The UK however is more important to Germany as a significant economic power within Europe that they can use to persuade the French to toe the line.  Ultimately Germany has benefited from a weak euro and seen its current account surplus soar.  Eventually there will likely be a softening of European fiscal policies and directives to appease Spain and the UK. Germany wants the Eurozone to stay together and the UK to be part of its vision of a united Europe.
Back in Spain, it isn’t likely to be any change to austerity promises that ushers in the next government: it’s more a question of trust or the lack of it in the incumbent parties.

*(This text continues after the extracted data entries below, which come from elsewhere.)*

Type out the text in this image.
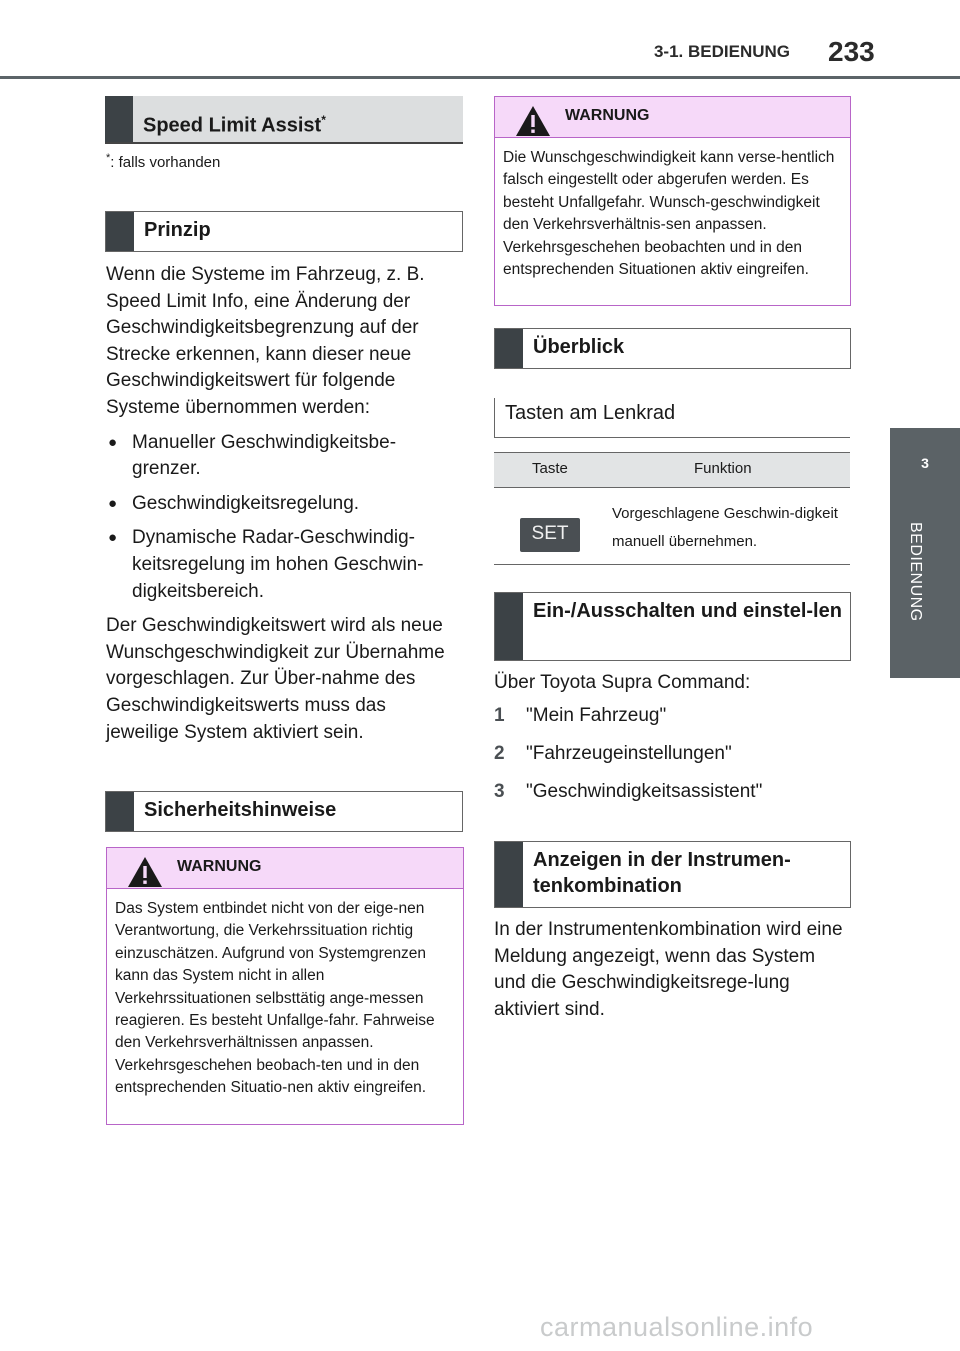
3-1. BEDIENUNG 233
3
BEDIENUNG
Speed Limit Assist*
*: falls vorhanden
Prinzip

Wenn die Systeme im Fahrzeug, z. B. Speed Limit Info, eine Änderung der Geschwindigkeitsbegrenzung auf der Strecke erkennen, kann dieser neue Geschwindigkeitswert für folgende Systeme übernommen werden:

● Manueller Geschwindigkeitsbe-grenzer.
● Geschwindigkeitsregelung.
● Dynamische Radar-Geschwindig-keitsregelung im hohen Geschwin-digkeitsbereich.

Der Geschwindigkeitswert wird als neue Wunschgeschwindigkeit zur Übernahme vorgeschlagen. Zur Über-nahme des Geschwindigkeitswerts muss das jeweilige System aktiviert sein.

Sicherheitshinweise
WARNUNG
Das System entbindet nicht von der eige-nen Verantwortung, die Verkehrssituation richtig einzuschätzen. Aufgrund von Systemgrenzen kann das System nicht in allen Verkehrssituationen selbsttätig ange-messen reagieren. Es besteht Unfallge-fahr. Fahrweise den Verkehrsverhältnissen anpassen. Verkehrsgeschehen beobach-ten und in den entsprechenden Situatio-nen aktiv eingreifen.
WARNUNG
Die Wunschgeschwindigkeit kann verse-hentlich falsch eingestellt oder abgerufen werden. Es besteht Unfallgefahr. Wunsch-geschwindigkeit den Verkehrsverhältnis-sen anpassen. Verkehrsgeschehen beobachten und in den entsprechenden Situationen aktiv eingreifen.
Überblick
Tasten am Lenkrad
Taste	Funktion
SET
Vorgeschlagene Geschwin-digkeit manuell übernehmen.
Ein-/Ausschalten und einstel-len
Über Toyota Supra Command:
1 "Mein Fahrzeug"
2 "Fahrzeugeinstellungen"
3 "Geschwindigkeitsassistent"
Anzeigen in der Instrumen-tenkombination
In der Instrumentenkombination wird eine Meldung angezeigt, wenn das System und die Geschwindigkeitsrege-lung aktiviert sind.
carmanualsonline.info
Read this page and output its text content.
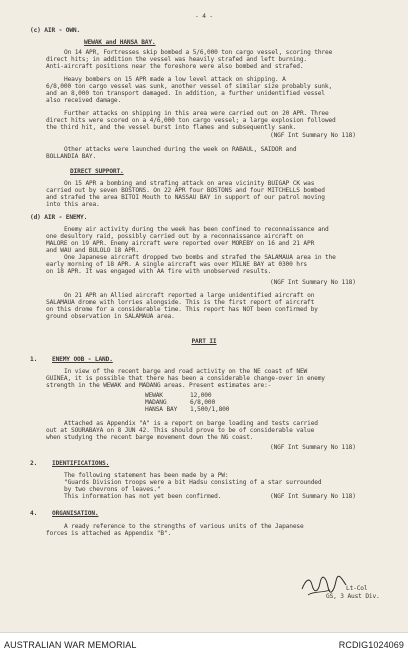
- 4 -
(c) AIR - OWN.
WEWAK and HANSA BAY.
On 14 APR, Fortresses skip bombed a 5/6,000 ton cargo vessel, scoring three
direct hits; in addition the vessel was heavily strafed and left burning.
Anti-aircraft positions near the foreshore were also bombed and strafed.
Heavy bombers on 15 APR made a low level attack on shipping. A
6/8,000 ton cargo vessel was sunk, another vessel of similar size probably sunk,
and an 8,000 ton transport damaged. In addition, a further unidentified vessel
also received damage.
Further attacks on shipping in this area were carried out on 20 APR. Three
direct hits were scored on a 4/6,000 ton cargo vessel; a large explosion followed
the third hit, and the vessel burst into flames and subsequently sank.
(NGF Int Summary No 118)
Other attacks were launched during the week on RABAUL, SAIDOR and
BOLLANDIA BAY.
DIRECT SUPPORT.
On 15 APR a bombing and strafing attack on area vicinity BUIGAP CK was
carried out by seven BOSTONS. On 22 APR four BOSTONS and four MITCHELLS bombed
and strafed the area BITOI Mouth to NASSAU BAY in support of our patrol moving
into this area.
(d) AIR - ENEMY.
Enemy air activity during the week has been confined to reconnaissance and
one desultory raid, possibly carried out by a reconnaissance aircraft on
MALORE on 19 APR. Enemy aircraft were reported over MOREBY on 16 and 21 APR
and WAU and BULOLO 18 APR.
One Japanese aircraft dropped two bombs and strafed the SALAMAUA area in the
early morning of 18 APR. A single aircraft was over MILNE BAY at 0300 hrs
on 18 APR. It was engaged with AA fire with unobserved results.
(NGF Int Summary No 118)
On 21 APR an Allied aircraft reported a large unidentified aircraft on
SALAMAUA drome with lorries alongside. This is the first report of aircraft
on this drome for a considerable time. This report has NOT been confirmed by
ground observation in SALAMAUA area.
PART II
1. ENEMY OOB - LAND.
In view of the recent barge and road activity on the NE coast of NEW
GUINEA, it is possible that there has been a considerable change-over in enemy
strength in the WEWAK and MADANG areas. Present estimates are:-
WEWAK	12,000
MADANG	6/8,000
HANSA BAY 1,500/1,800
Attached as Appendix "A" is a report on barge loading and tests carried
out at SOURABAYA on 8 JUN 42. This should prove to be of considerable value
when studying the recent barge movement down the NG coast.
(NGF Int Summary No 118)
2. IDENTIFICATIONS.
The following statement has been made by a PW:
"Guards Division troops were a bit Hadsu consisting of a star surrounded
by two chevrons of leaves."
This information has not yet been confirmed.	(NGF Int Summary No 118)
4. ORGANISATION.
A ready reference to the strengths of various units of the Japanese
forces is attached as Appendix "B".
Lt-Col
GS, 3 Aust Div.
AUSTRALIAN WAR MEMORIAL	RCDIG1024069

European bonds are unattractive – someone will wake up in a cold sweat one day when they look back on paying some governments and some corporates for the privilege of lending them money! However while European equities aren’t especially cheap, they should benefit from a positive economic and monetary backdrop.  A potential cloud could occur when the European Central Bank (ECB) works out it can’t buy enough bonds to satisfy its quantitative easing (QE) programme and we get a European ‘taper tantrum’ although they have attempted to front run that by saying their bond asset purchases will reflect the seasonality of European government bond issuance.
At T. Bailey we have held a ten per cent allocation to European equities in our Growth Fund since well before QE and after we’d seen European money supply, loan demand and sentiment surveys pick up.  Our two fund holdings are complimentary and are both index agnostic. One focuses on global businesses based in Europe, the other on European companies more directly exposed to the European economic recovery.  Just buying a passive investment in Europe might not be as specific as one would like which is important when equity indices are at these elevated levels and volatility, either through politics or central bank action, isn’t likely to diminish.